For a mere $489 (if you want a fancy frame), you get a chart with a dot circled and a parchment proclaiming that henceforth this star will be known as Alyssa. Unfortunately, no astrophysicist, observatory, star atlas, magazine, or even the janitor at Keck will ever call this star Alyssa, even if aliens from there someday arrive bearing gifts of cookbooks.

Those companies can stay in business because they don’t claim your star name will ever be recognized. There’s no law against privately renaming stuff. Call a duck Sarah Palin, and no cop can arrest you. You can even charge a fee if you can convince your friend Billie Jo that your alluding to the Moon with her name is some sort of bargain.


During the holiday
season, fake astro-
products proliferate
like giant sea pods.


You can easily blow far more money. There are galaxies of bad deals out there. In 1983, Burton Rubin, who had recently made a fortune on his E-Z Wider cigarette-rolling papers, showed me the prototype of a 40mm spotting scope he was having manufactured in Japan. He then marketed the little instrument for $200, calling it the Halleyscope. Though decently made, it was far less useful for comet viewing than $20 Kmart binoculars. But thanks to giving it a catchy name, that affable guy sold 75,000 of them by exploiting the media coverage he correctly anticipated for the Halley Comet visit of 1986.

The holiday season is when people typically buy such cheap telescopes. They’re soon tossed in the attic. With a jittery tripod, flimsy finder scope, and pathetic eyepieces of the old 0.965″ variety with tunnel-vision fields of view only moles would enjoy, they turn backyard astronomy into Dante’s Inferno. Just last year, a good friend proudly showed me a model he bought for his son. “Holy Toledo,” I gasped (except I didn’t say “Toledo”). “This is a piece of junk!”
 
“But I only paid $179,” he replied, as if garbage gains value if it’s cheap enough. Such rickety equipment can frustrate and discourage a budding hobbyist. For not much more, he could have bought a 3- or even 4-inch hassle-free refractor with a sturdy tripod, a finder with a double three-thumbscrew adjustment, and 1¼” eyepieces.

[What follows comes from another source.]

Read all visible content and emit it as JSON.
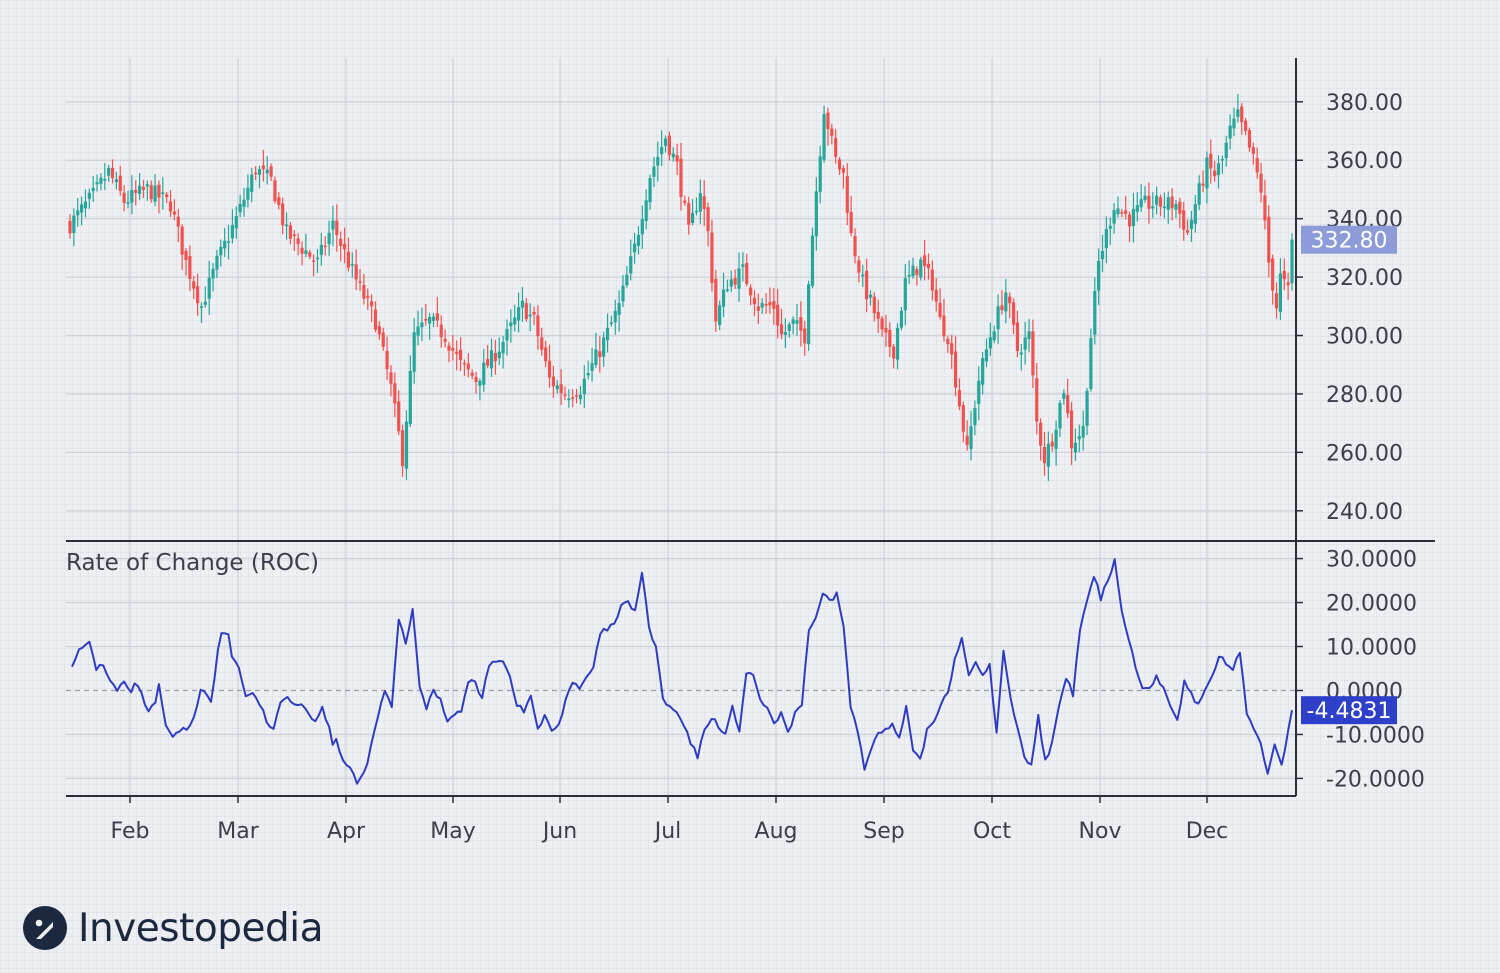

The worst rip-offs? Binoculars in some gadget catalogs. The most masochistic models typically claim a “fixed focus,” “zoom magnification,” or “super-high power.” Or they don’t list the specs. Only costly image-stabilized models permit true hand-held use over 11 power or so, yet some shaky scam binoculars claim 50x or even 100x. Their images duplicate the experience of stargazing during an earthquake — except with blur added, as if WD-40 were sprayed on the lens. Or else they have teensy 20mm objective lenses (the second number in the specs) that produce images too dim for night use.

Bah humbug! Maybe I’m still carrying baggage from that lunar real estate I thought I owned. Anyway, you can trust the products in this magazine’s ads. You won’t find a single planet for sale. Also absent are the noisy boasts: “Six hundred power!” “See the canals on Mars!” Good stuff arrives quietly.

’Cause in space, nobody can hear Santa go ho-ho-ho.